B. The Researchers' Slippery Slope: The Need for Fetal Organs

The shift in legislation is due to a growing realization that human cloning will probably not produce usable cells and tissues unless cloned humans can be developed past the embryonic stage. Four recent studies are of special importance:

· The first animal study claiming therapeutic benefits from cloning was published in April 2002. It used cells from a cloned mouse embryo to try to reverse an immune deficiency in the original mouse. This effort failed to cure the condition, and showed that even genetically matched embryonic cells from an animal's own clone may be rejected by the animal. The researchers succeeded in curing the disease only when they modified stem cells from the cloned embryo (to correct the original mouse's genetic defect), used these stem cells to create a new embryo, then placed that embryo in a mouse's womb to develop it to the newborn stage. The born mouse's adult stem cells were placed back in the original mouse to reverse the disease.

· In June 2002, researchers at Advanced Cell Technology (ACT) in Massachusetts reported on their efforts to use cloning to produce kidney tissue for cows. The effort succeeded only when they placed the cloned cow embryo in a cow's womb, grew it to the fetal stage, then aborted it to obtain developed kidney tissue. The authors pointed out that because this required gestation in a womb, it should not be considered as a model for human "therapeutic cloning."

· In February 2004, ACT reported on its efforts to clone mouse embryos to produce new heart tissue for mice. Once again, usable cells were produced only after the researchers placed the cloned mouse embryos in "surrogate mother" mice, grew them to the late fetal stage (the equivalent of the fifth to sixth month of pregnancy in humans), then aborted them for their heart tissue. This time, however, their report contained no disclaimer about this not being a model for human "therapeutic cloning." Even the fact that the study required fetus farming was made clear only in a data supplement on "materials and methods," quietly posted online after ACT's news release about this "advance" had been issued. Here ACT falsely describes this as a case of "myocardial regeneration obtained with stem cells from cloned embryos." In fact cloned fetuses were grown from cloned embryos, then aborted for their cells.

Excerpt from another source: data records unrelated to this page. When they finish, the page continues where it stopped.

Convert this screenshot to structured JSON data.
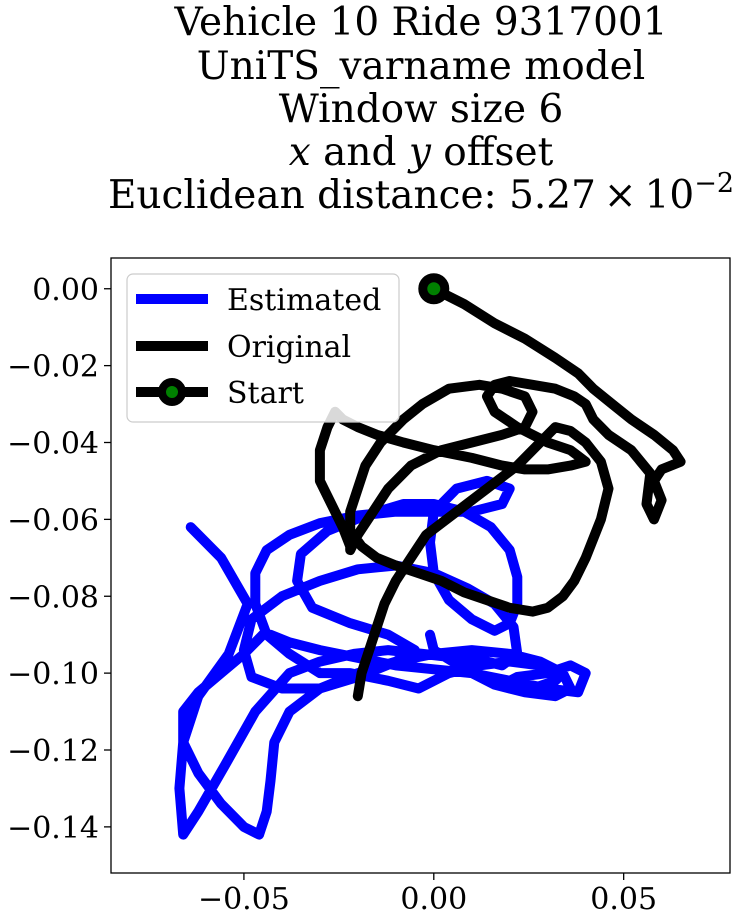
{
  "chart_data": {
    "type": "line",
    "title_lines": [
      "Vehicle 10 Ride 9317001",
      "UniTS_varname model",
      "Window size 6",
      "x and y offset",
      "Euclidean distance: 5.27 × 10^-2"
    ],
    "title": {
      "line1": "Vehicle 10 Ride 9317001",
      "line2": "UniTS_varname model",
      "line3": "Window size 6",
      "line4_var1": "x",
      "line4_and": " and ",
      "line4_var2": "y",
      "line4_rest": " offset",
      "line5_prefix": "Euclidean distance: 5.27",
      "line5_times": "×",
      "line5_base": "10",
      "line5_exp": "−2"
    },
    "xlabel": "",
    "ylabel": "",
    "xlim": [
      -0.085,
      0.078
    ],
    "ylim": [
      -0.152,
      0.008
    ],
    "x_ticks": [
      -0.05,
      0.0,
      0.05
    ],
    "x_tick_labels": [
      "−0.05",
      "0.00",
      "0.05"
    ],
    "y_ticks": [
      0.0,
      -0.02,
      -0.04,
      -0.06,
      -0.08,
      -0.1,
      -0.12,
      -0.14
    ],
    "y_tick_labels": [
      "0.00",
      "−0.02",
      "−0.04",
      "−0.06",
      "−0.08",
      "−0.10",
      "−0.12",
      "−0.14"
    ],
    "grid": false,
    "legend_position": "upper-left",
    "legend": {
      "estimated": "Estimated",
      "original": "Original",
      "start": "Start"
    },
    "series": [
      {
        "name": "Estimated",
        "color": "#0000ff",
        "x": [
          -0.064,
          -0.056,
          -0.049,
          -0.054,
          -0.062,
          -0.066,
          -0.067,
          -0.066,
          -0.062,
          -0.055,
          -0.047,
          -0.038,
          -0.03,
          -0.021,
          -0.012,
          -0.003,
          0.006,
          0.014,
          0.018,
          0.022,
          0.021,
          0.016,
          0.009,
          0.0,
          -0.01,
          -0.02,
          -0.03,
          -0.04,
          -0.048,
          -0.05,
          -0.048,
          -0.04,
          -0.03,
          -0.02,
          -0.01,
          -0.005,
          -0.012,
          -0.022,
          -0.032,
          -0.036,
          -0.035,
          -0.028,
          -0.018,
          -0.008,
          0.0,
          0.008,
          0.015,
          0.02,
          0.022,
          0.022,
          0.02,
          0.016,
          0.01,
          0.004,
          0.0,
          -0.001,
          0.0,
          0.006,
          0.014,
          0.02,
          0.018,
          0.01,
          0.0,
          -0.01,
          -0.02,
          -0.03,
          -0.038,
          -0.044,
          -0.047,
          -0.047,
          -0.044,
          -0.038,
          -0.03,
          -0.022,
          -0.012,
          -0.004,
          0.004,
          0.012,
          0.02,
          0.028,
          0.034,
          0.032,
          0.026,
          0.02,
          0.018,
          0.022,
          0.03,
          0.036,
          0.04,
          0.038,
          0.03,
          0.02,
          0.01,
          0.0,
          -0.01,
          -0.02,
          -0.03,
          -0.038,
          -0.043,
          -0.045,
          -0.05,
          -0.056,
          -0.062,
          -0.066,
          -0.066,
          -0.062,
          -0.056,
          -0.05,
          -0.046,
          -0.044,
          -0.043,
          -0.042,
          -0.038,
          -0.03,
          -0.02,
          -0.01,
          0.0,
          0.01,
          0.02,
          0.028,
          0.034,
          0.036,
          0.032,
          0.024,
          0.016,
          0.01,
          0.005,
          0.0,
          -0.001
        ],
        "y": [
          -0.062,
          -0.07,
          -0.082,
          -0.095,
          -0.106,
          -0.118,
          -0.13,
          -0.142,
          -0.136,
          -0.124,
          -0.11,
          -0.1,
          -0.097,
          -0.095,
          -0.094,
          -0.095,
          -0.096,
          -0.097,
          -0.098,
          -0.095,
          -0.088,
          -0.082,
          -0.078,
          -0.074,
          -0.072,
          -0.073,
          -0.076,
          -0.08,
          -0.086,
          -0.094,
          -0.101,
          -0.104,
          -0.104,
          -0.101,
          -0.097,
          -0.094,
          -0.09,
          -0.087,
          -0.083,
          -0.076,
          -0.069,
          -0.063,
          -0.059,
          -0.056,
          -0.056,
          -0.058,
          -0.062,
          -0.068,
          -0.075,
          -0.082,
          -0.087,
          -0.089,
          -0.086,
          -0.081,
          -0.074,
          -0.066,
          -0.058,
          -0.052,
          -0.05,
          -0.052,
          -0.056,
          -0.058,
          -0.058,
          -0.058,
          -0.059,
          -0.061,
          -0.064,
          -0.068,
          -0.074,
          -0.082,
          -0.09,
          -0.095,
          -0.1,
          -0.1,
          -0.102,
          -0.104,
          -0.1,
          -0.098,
          -0.097,
          -0.098,
          -0.1,
          -0.102,
          -0.104,
          -0.104,
          -0.103,
          -0.101,
          -0.1,
          -0.098,
          -0.1,
          -0.105,
          -0.104,
          -0.102,
          -0.1,
          -0.099,
          -0.098,
          -0.096,
          -0.094,
          -0.092,
          -0.09,
          -0.09,
          -0.095,
          -0.1,
          -0.105,
          -0.11,
          -0.118,
          -0.126,
          -0.134,
          -0.14,
          -0.142,
          -0.136,
          -0.128,
          -0.118,
          -0.11,
          -0.104,
          -0.1,
          -0.097,
          -0.095,
          -0.094,
          -0.095,
          -0.097,
          -0.1,
          -0.104,
          -0.106,
          -0.105,
          -0.103,
          -0.1,
          -0.097,
          -0.094,
          -0.09
        ]
      },
      {
        "name": "Original",
        "color": "#000000",
        "x": [
          0.0,
          0.008,
          0.016,
          0.024,
          0.032,
          0.038,
          0.042,
          0.047,
          0.052,
          0.058,
          0.063,
          0.065,
          0.06,
          0.058,
          0.06,
          0.058,
          0.056,
          0.057,
          0.052,
          0.046,
          0.042,
          0.04,
          0.037,
          0.032,
          0.026,
          0.02,
          0.016,
          0.014,
          0.016,
          0.022,
          0.03,
          0.036,
          0.04,
          0.036,
          0.03,
          0.024,
          0.018,
          0.01,
          0.0,
          -0.008,
          -0.015,
          -0.02,
          -0.024,
          -0.026,
          -0.028,
          -0.03,
          -0.03,
          -0.027,
          -0.024,
          -0.022,
          -0.022,
          -0.02,
          -0.016,
          -0.012,
          -0.006,
          0.002,
          0.01,
          0.018,
          0.024,
          0.026,
          0.024,
          0.018,
          0.012,
          0.004,
          -0.003,
          -0.008,
          -0.014,
          -0.018,
          -0.02,
          -0.022,
          -0.022,
          -0.019,
          -0.015,
          -0.01,
          -0.004,
          0.002,
          0.008,
          0.014,
          0.02,
          0.026,
          0.03,
          0.034,
          0.037,
          0.04,
          0.044,
          0.046,
          0.044,
          0.04,
          0.036,
          0.032,
          0.028,
          0.022,
          0.014,
          0.006,
          -0.002,
          -0.006,
          -0.01,
          -0.013,
          -0.015,
          -0.017,
          -0.019,
          -0.02
        ],
        "y": [
          0.0,
          -0.004,
          -0.009,
          -0.013,
          -0.018,
          -0.022,
          -0.026,
          -0.03,
          -0.034,
          -0.038,
          -0.042,
          -0.045,
          -0.047,
          -0.05,
          -0.055,
          -0.06,
          -0.056,
          -0.048,
          -0.042,
          -0.038,
          -0.034,
          -0.03,
          -0.028,
          -0.026,
          -0.025,
          -0.024,
          -0.025,
          -0.028,
          -0.032,
          -0.036,
          -0.04,
          -0.042,
          -0.045,
          -0.046,
          -0.047,
          -0.047,
          -0.046,
          -0.044,
          -0.042,
          -0.04,
          -0.038,
          -0.036,
          -0.034,
          -0.032,
          -0.036,
          -0.042,
          -0.05,
          -0.056,
          -0.062,
          -0.067,
          -0.068,
          -0.064,
          -0.058,
          -0.052,
          -0.046,
          -0.042,
          -0.04,
          -0.038,
          -0.036,
          -0.032,
          -0.028,
          -0.026,
          -0.025,
          -0.026,
          -0.03,
          -0.034,
          -0.04,
          -0.046,
          -0.052,
          -0.058,
          -0.063,
          -0.067,
          -0.07,
          -0.072,
          -0.074,
          -0.076,
          -0.079,
          -0.081,
          -0.083,
          -0.084,
          -0.083,
          -0.08,
          -0.076,
          -0.07,
          -0.06,
          -0.052,
          -0.045,
          -0.04,
          -0.037,
          -0.036,
          -0.04,
          -0.046,
          -0.052,
          -0.058,
          -0.064,
          -0.07,
          -0.076,
          -0.082,
          -0.088,
          -0.094,
          -0.1,
          -0.106
        ]
      }
    ],
    "start_point": {
      "x": 0.0,
      "y": 0.0
    },
    "colors": {
      "estimated": "#0000ff",
      "original": "#000000",
      "start_fill": "#008000",
      "start_edge": "#000000",
      "axes": "#000000"
    }
  }
}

· A January 2004 study of cloned embryos helps explain these findings. It seems the cloning procedure wreaks havoc in gene expression at the embryonic stage - - that is, all the human genes are present, but the genes do not always "switch on" and express themselves at the right time and in the right order, and this produces many abnormalities. However, there may be a second opportunity to finish "reprogramming" the genes successfully, if one can get the cloned embryo to survive to the fetal stage. This provides a scientific rationale for developing cloned embryos to the fetal stage, to produce more normal cells that are usable in research or therapy.

IV. Conclusion

Cloning supporters in the biotechnology industry are moving on to the next stage of their agenda - - one that requires gestation in the womb to grow and then destroy fetal humans for their body parts. They believe use of human cloning for "therapeutic" purposes may require use of what everyone once called "reproductive" cloning.